One strange thing about failback is that it makes sense to reinstall Trident, rather than adjust Trident backends. There are two reasons for this:

  • After failover (to the remote site), Trident backend delete (of the failed SolidFire cluster from the main site) doesn't complete which doesn't matter for failover but does leave the backend state stuck in deleting
  • On failback, we cannot add the original SolidFire back-end from the main site because the same back-end is stuck in deleting
  • If we were to failover again, we'd have the same problem with the backend from the remote site (it'd be stuck in deleting as well)

Because of that, it seems easier to me to reinstall Trident on failback. It takes 20-30 seconds to uninstall and install Trident, and the process of importing volumes and recreating applications takes another 10-20 seconds.

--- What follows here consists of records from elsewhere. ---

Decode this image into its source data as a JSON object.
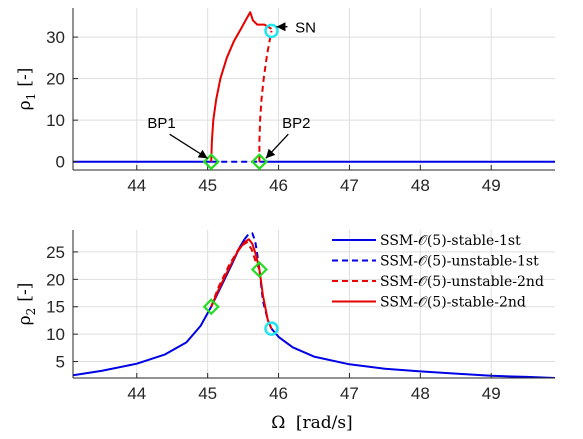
{
  "chart_data": [
    {
      "type": "line",
      "ylabel_symbol": "ρ",
      "ylabel_sub": "1",
      "ylabel_unit": "[-]",
      "xlim": [
        43.1,
        49.9
      ],
      "ylim": [
        -2,
        37
      ],
      "xticks": [
        44,
        45,
        46,
        47,
        48,
        49
      ],
      "yticks": [
        0,
        10,
        20,
        30
      ],
      "grid": true,
      "series": [
        {
          "name": "SSM-O(5)-stable-1st",
          "color": "#0000e6",
          "dash": "solid",
          "x": [
            43.1,
            45.05
          ],
          "y": [
            0,
            0
          ]
        },
        {
          "name": "SSM-O(5)-unstable-1st",
          "color": "#0000e6",
          "dash": "dashed",
          "x": [
            45.05,
            45.73
          ],
          "y": [
            0,
            0
          ]
        },
        {
          "name": "SSM-O(5)-stable-1st",
          "color": "#0000e6",
          "dash": "solid",
          "x": [
            45.73,
            49.9
          ],
          "y": [
            0,
            0
          ]
        },
        {
          "name": "SSM-O(5)-stable-2nd",
          "color": "#e60000",
          "dash": "solid",
          "x": [
            45.05,
            45.06,
            45.08,
            45.12,
            45.18,
            45.27,
            45.37,
            45.47,
            45.55,
            45.6,
            45.64,
            45.7,
            45.8,
            45.9
          ],
          "y": [
            0,
            5,
            10,
            15,
            20,
            25,
            29,
            32,
            34.5,
            36,
            34,
            33,
            33,
            32
          ]
        },
        {
          "name": "SSM-O(5)-unstable-2nd",
          "color": "#e60000",
          "dash": "dashed",
          "x": [
            45.73,
            45.73,
            45.74,
            45.76,
            45.79,
            45.84,
            45.9
          ],
          "y": [
            0,
            5,
            10,
            15,
            20,
            26,
            31.5
          ]
        }
      ],
      "markers": [
        {
          "type": "diamond",
          "x": 45.05,
          "y": 0,
          "color": "#22dd22"
        },
        {
          "type": "diamond",
          "x": 45.73,
          "y": 0,
          "color": "#22dd22"
        },
        {
          "type": "circle",
          "x": 45.9,
          "y": 31.5,
          "color": "#22e5ee"
        }
      ],
      "annotations": [
        {
          "text": "SN",
          "x": 46.38,
          "y": 32.5,
          "arrow_to": [
            45.97,
            32.5
          ]
        },
        {
          "text": "BP1",
          "x": 44.35,
          "y": 9.5,
          "arrow_to": [
            45.0,
            0.8
          ]
        },
        {
          "text": "BP2",
          "x": 46.25,
          "y": 9.5,
          "arrow_to": [
            45.82,
            0.8
          ]
        }
      ]
    },
    {
      "type": "line",
      "ylabel_symbol": "ρ",
      "ylabel_sub": "2",
      "ylabel_unit": "[-]",
      "xlim": [
        43.1,
        49.9
      ],
      "ylim": [
        2,
        29
      ],
      "xticks": [
        44,
        45,
        46,
        47,
        48,
        49
      ],
      "yticks": [
        5,
        10,
        15,
        20,
        25
      ],
      "grid": true,
      "series": [
        {
          "name": "SSM-O(5)-stable-1st",
          "color": "#0000e6",
          "dash": "solid",
          "x": [
            43.1,
            43.5,
            44.0,
            44.4,
            44.7,
            44.9,
            45.05,
            45.2,
            45.35,
            45.45,
            45.52
          ],
          "y": [
            2.5,
            3.3,
            4.6,
            6.3,
            8.5,
            11.5,
            15.0,
            19.0,
            23.0,
            25.8,
            27.3
          ]
        },
        {
          "name": "SSM-O(5)-unstable-1st",
          "color": "#0000e6",
          "dash": "dashed",
          "x": [
            45.52,
            45.58,
            45.63,
            45.67,
            45.7,
            45.73,
            45.78,
            45.85,
            45.9
          ],
          "y": [
            27.3,
            28.3,
            28.4,
            27.0,
            24.5,
            21.8,
            16.0,
            12.5,
            11.0
          ]
        },
        {
          "name": "SSM-O(5)-stable-1st",
          "color": "#0000e6",
          "dash": "solid",
          "x": [
            45.9,
            46.0,
            46.2,
            46.5,
            47.0,
            47.5,
            48.0,
            48.5,
            49.0,
            49.5,
            49.9
          ],
          "y": [
            11.0,
            9.5,
            7.6,
            5.9,
            4.5,
            3.7,
            3.2,
            2.8,
            2.4,
            2.2,
            2.0
          ]
        },
        {
          "name": "SSM-O(5)-unstable-2nd",
          "color": "#e60000",
          "dash": "dashed",
          "x": [
            45.05,
            45.15,
            45.3,
            45.45,
            45.55,
            45.62,
            45.67,
            45.73
          ],
          "y": [
            15.0,
            18.5,
            22.5,
            25.8,
            26.8,
            25.5,
            23.5,
            21.8
          ]
        },
        {
          "name": "SSM-O(5)-stable-2nd",
          "color": "#e60000",
          "dash": "solid",
          "x": [
            45.05,
            45.15,
            45.3,
            45.42,
            45.52,
            45.58,
            45.63,
            45.68,
            45.73,
            45.78,
            45.85,
            45.9
          ],
          "y": [
            15.0,
            18.0,
            22.0,
            25.0,
            26.8,
            27.3,
            26.5,
            24.5,
            21.8,
            17.0,
            12.5,
            11.0
          ]
        }
      ],
      "markers": [
        {
          "type": "diamond",
          "x": 45.05,
          "y": 15.0,
          "color": "#22dd22"
        },
        {
          "type": "diamond",
          "x": 45.73,
          "y": 21.8,
          "color": "#22dd22"
        },
        {
          "type": "circle",
          "x": 45.9,
          "y": 11.0,
          "color": "#22e5ee"
        }
      ],
      "legend": {
        "placement": "right",
        "entries": [
          {
            "label": "SSM-𝒪(5)-stable-1st",
            "color": "#0000e6",
            "dash": "solid"
          },
          {
            "label": "SSM-𝒪(5)-unstable-1st",
            "color": "#0000e6",
            "dash": "dashed"
          },
          {
            "label": "SSM-𝒪(5)-unstable-2nd",
            "color": "#e60000",
            "dash": "dashed"
          },
          {
            "label": "SSM-𝒪(5)-stable-2nd",
            "color": "#e60000",
            "dash": "solid"
          }
        ]
      }
    }
  ],
  "xlabel_symbol": "Ω",
  "xlabel_unit": "[rad/s]"
}
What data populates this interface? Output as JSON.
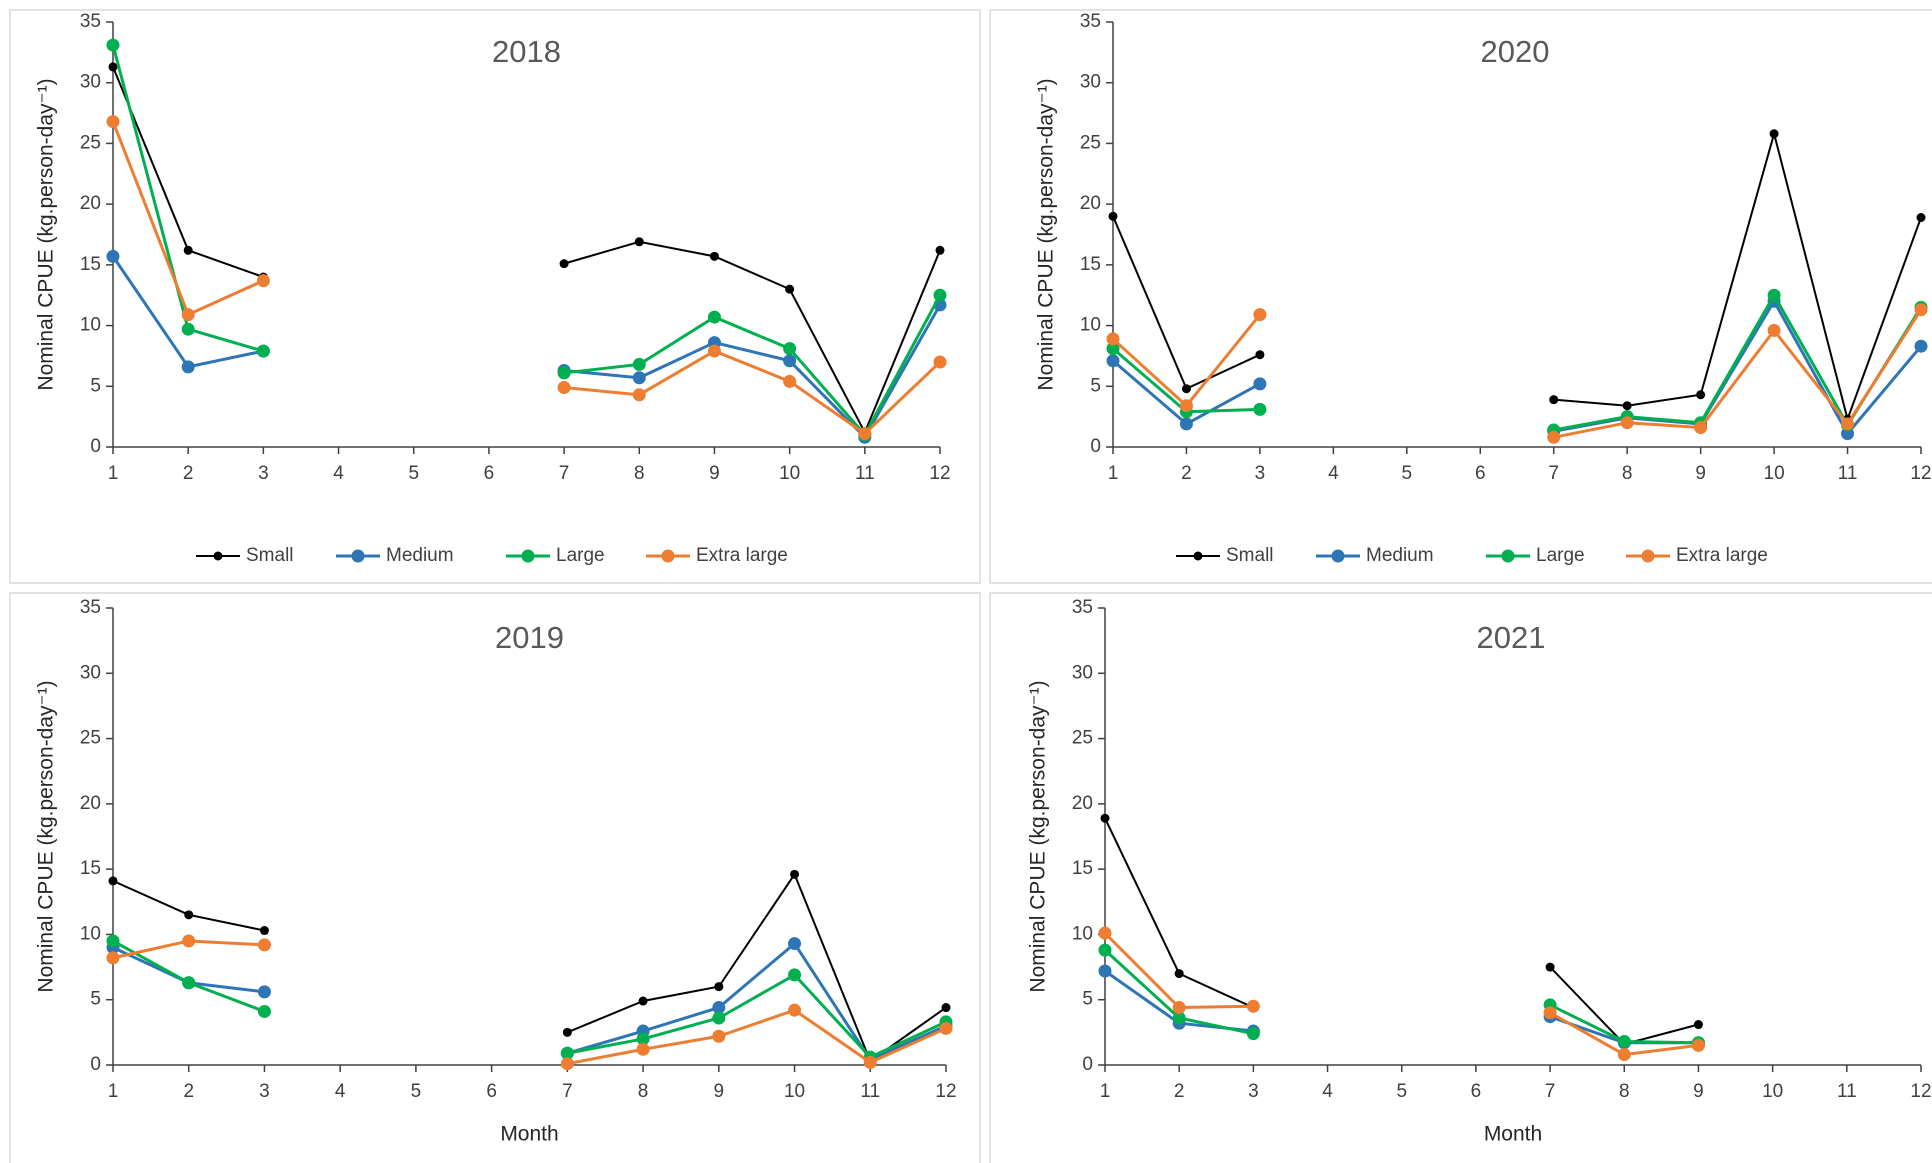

Scripted SolidFire storage cluster failback with Trident CSI 21.01

The next failover to secondary storage should not require re-installation of Trident for the secondary SolidFire if failback to the primary storage was planned. That is, when we fail back, we can remove PVCs and the remote back-end before we fail back, so that the secondary back-end does not end up stuck.

Additional observations:

  • Trident CSI's volume import feature can't import volume snapshots. The same happens if we reinstall Trident, add a backend and import volumes
  • Due to Trident reinstallation we end up with new volume names every time we failover or failback. In volume details it is possible to see the static volume name from the backend, which is inconvenient for users who rely solely on Kubernetes PVC names (kubectl describe pvc can be used to obtain both the Kubernetes (trident.netapp.io/importBackendUUID) and SolidFire (trident.netapp.io/importOriginalName) volume name).
  • If your environment has other back-ends, reinstalling Trident may require additional steps to recover those back-ends and their PVCs as well

Backup and restore integrations

Trident CSI volume import does not seem to play nicely with storage snapshots, but in most cases users have external backup software that does not depend on that anyway.

If you're still concerned about being able to trace storage snapshots to PVC names and so on, SFC can collect information about snapshots and Trident volume attributes, so that you can look up previous PVC-to-snapshot relationships and get to those snapshots as long as they haven't been deleted.